In PG, we often use a classifier-like function approximator, where the output scales linearly with the number of actions. However, in DouDizhu, there are 27, 472 possible actions, which make the output very large and hard to train. In practice, there are usually not many legal actions in each turn, and the actions in DouDizhu can be naturally encoded into card matrices. Thus, a more promising way is to take action as input so that we can avoid having 27, 472 actions as the output. Value-based methods can naturally handle this situation since the Q value naturally takes as input the states and the actions.

Similarly, DQN also approximates Q-values. However, implementing DQN in DouDizhu is tricky. DouDizhu has a large set of possible actions, where different subsets of actions will be legal in different turns. The bootstrapping step in DQN relies on a maximum operation, which is computationally expensive and tricky to implement on the variable action space. In addition, DQN may suffer from over-estimation when the action space is large.

In contrast, DMC is very easy to implement and easy to accelerate with multiple processes. Although DMC may suffer from high variance issues, the authors showed it works well in DouDizhu with parallel actors.

Implementing DMC in DouDizhu

Action encoding. Image by Author. Source: https://arxiv.org/abs/2106.06135

The state in DouDizhu includes the hand cards, historical moves, the number of hand cards for other players, and the action is a set of cards. DouZero encodes each card combination into a 15 x 4 matrix. This representation is very general and can be used to represent any cards. DouZero encodes both states and actions into such card matrices.

Neural Architecture. Image by Author. Source: https://arxiv.org/abs/2106.06135

For the neural network, DouZero uses a neural network that encodes historical moves with an LSTM network. Then the output of LSTM is concatenated with other features, which are fed together to six layers of MLP to generate Q values. In each step, we just need to input the state and all the legal actions. The network will predict the Q-values for all the legal actions. and we can choose the largest one.
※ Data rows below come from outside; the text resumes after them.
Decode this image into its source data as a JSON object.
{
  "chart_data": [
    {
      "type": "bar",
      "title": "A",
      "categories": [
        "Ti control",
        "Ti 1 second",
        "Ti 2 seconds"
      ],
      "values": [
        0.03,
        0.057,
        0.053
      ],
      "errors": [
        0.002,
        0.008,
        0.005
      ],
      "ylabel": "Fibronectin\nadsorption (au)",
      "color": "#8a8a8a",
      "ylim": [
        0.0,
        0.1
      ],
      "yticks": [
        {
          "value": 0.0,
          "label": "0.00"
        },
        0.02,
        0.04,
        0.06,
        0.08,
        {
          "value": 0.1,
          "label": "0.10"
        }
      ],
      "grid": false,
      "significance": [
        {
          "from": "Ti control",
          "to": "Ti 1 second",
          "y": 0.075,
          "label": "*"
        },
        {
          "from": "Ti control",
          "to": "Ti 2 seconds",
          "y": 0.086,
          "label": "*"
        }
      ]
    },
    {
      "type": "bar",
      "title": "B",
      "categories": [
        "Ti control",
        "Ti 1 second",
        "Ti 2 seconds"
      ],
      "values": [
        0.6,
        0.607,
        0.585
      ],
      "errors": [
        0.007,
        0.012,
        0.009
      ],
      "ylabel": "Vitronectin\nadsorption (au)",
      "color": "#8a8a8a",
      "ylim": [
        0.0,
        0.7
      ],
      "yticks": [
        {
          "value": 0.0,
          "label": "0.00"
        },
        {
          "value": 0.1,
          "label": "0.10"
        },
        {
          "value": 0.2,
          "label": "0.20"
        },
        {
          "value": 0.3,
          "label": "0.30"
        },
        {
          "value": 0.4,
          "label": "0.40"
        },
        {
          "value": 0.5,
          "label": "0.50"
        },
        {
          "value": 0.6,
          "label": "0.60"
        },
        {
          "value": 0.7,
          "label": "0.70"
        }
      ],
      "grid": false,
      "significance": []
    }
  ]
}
DouZero uses three different networks for the three positions in DouDizhu with minor differences in the features. Then the authors run 45 actors in parallel in a 4-GPU server for simulating. After days of training, DMC can surprisingly learn very strong policies. The official implementation is here. We have also supported DMC in RLCard project. RLCard is a toolkit for reinforcement learning in card games, currently supporting 8 environments including DouDizhu, and 4 algorithms including DouZero.

Summary

The success of DouZero suggests that classical Monte-Carlo methods with some enhancements can have very strong results in a hard domain — DouDizhu. Monte-Carlo methods are easy to implement and use with very few hyperparameters, yet, they are very powerful. I hope you enjoy the reading, and this insight could help you develop your AI agents and solve other problems. I will go through the codebase of DMC and DouZero in the later posts.